J’en profite cependant pour regretter la lenteur dans l’agrément des formations titres-services. Alors que nous avons introduit deux demandes d’approbations en juin 2022, nous attendons toujours confirmation de leur acceptation. Quatre mois déjà pour faire approuver deux formations en sachant que ce processus devra être régulièrement réactivé pour maintenir les agréments.
En conclusion
Au fil des années, la PAW ne cesse d’interpeller les autorités locales, régionale ou fédérale sur ce qui se passe. Nous dénonçons un double discours qui vise à créer les conditions d’un échec en masquant la responsabilité d’acteurs externes dans la situation.
Nous pensons qu’il est plus que temps que le gouvernement wallon se penche sur notre avenir et, une fois de plus, nous lui rappelons que nous sommes demandeurs d’un dialogue constructif afin de réformer les ALE et de leur permettre de mieux remplir leur mission.

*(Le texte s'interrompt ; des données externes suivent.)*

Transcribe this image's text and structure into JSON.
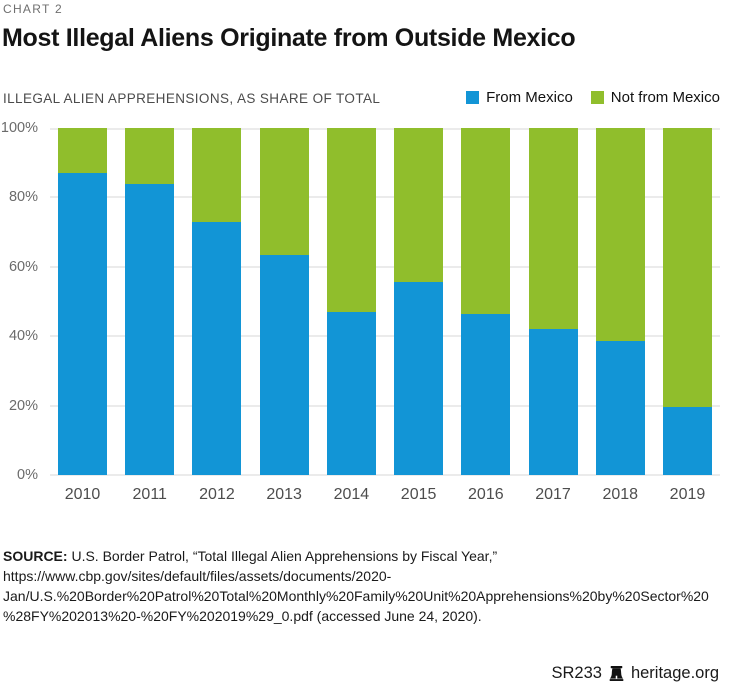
{
  "header": {
    "eyebrow": "CHART 2",
    "title": "Most Illegal Aliens Originate from Outside Mexico",
    "subtitle": "ILLEGAL ALIEN APPREHENSIONS, AS SHARE OF TOTAL"
  },
  "legend": [
    {
      "label": "From Mexico",
      "color": "#1295d6"
    },
    {
      "label": "Not from Mexico",
      "color": "#90be2c"
    }
  ],
  "chart_data": {
    "type": "bar",
    "stacked": true,
    "title": "Most Illegal Aliens Originate from Outside Mexico",
    "subtitle": "Illegal alien apprehensions, as share of total",
    "categories": [
      "2010",
      "2011",
      "2012",
      "2013",
      "2014",
      "2015",
      "2016",
      "2017",
      "2018",
      "2019"
    ],
    "series": [
      {
        "name": "From Mexico",
        "color": "#1295d6",
        "values": [
          87,
          84,
          73,
          63.5,
          47,
          55.5,
          46.5,
          42,
          38.5,
          19.5
        ]
      },
      {
        "name": "Not from Mexico",
        "color": "#90be2c",
        "values": [
          13,
          16,
          27,
          36.5,
          53,
          44.5,
          53.5,
          58,
          61.5,
          80.5
        ]
      }
    ],
    "units": "percent",
    "ylim": [
      0,
      100
    ],
    "y_ticks": [
      "100%",
      "80%",
      "60%",
      "40%",
      "20%",
      "0%"
    ],
    "grid": true,
    "legend_position": "top-right"
  },
  "source": {
    "label": "SOURCE:",
    "text": " U.S. Border Patrol, “Total Illegal Alien Apprehensions by Fiscal Year,” https://www.cbp.gov/sites/default/files/assets/documents/2020-Jan/U.S.%20Border%20Patrol%20Total%20Monthly%20Family%20Unit%20Apprehensions%20by%20Sector%20%28FY%202013%20-%20FY%202019%29_0.pdf (accessed June 24, 2020)."
  },
  "footer": {
    "report_id": "SR233",
    "site": "heritage.org"
  }
}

La politique actuelle conduit inéluctablement à la mort de la mesure et, sans doute, de la plupart des ASBL ALE. Une mort qu’en l’état, les municipalistes devront assumer. Une réforme est pourtant encore possible. Pour la PAW, elle doit rendre aux villes et communes ainsi qu’aux partenaires sociaux une vraie capacité décisionnaire. Ce travail ne peut, ni ne doit, dépendre de la seule PAW. Il appartient à chaque intervenant de se positionner en se demandant ce qu’il préfère : une structure associative locale ou des plateformes de services privées qui masquent à coup de sous statuts et de marketing bienveillant des activités qui relèvent de l’économie souterraine.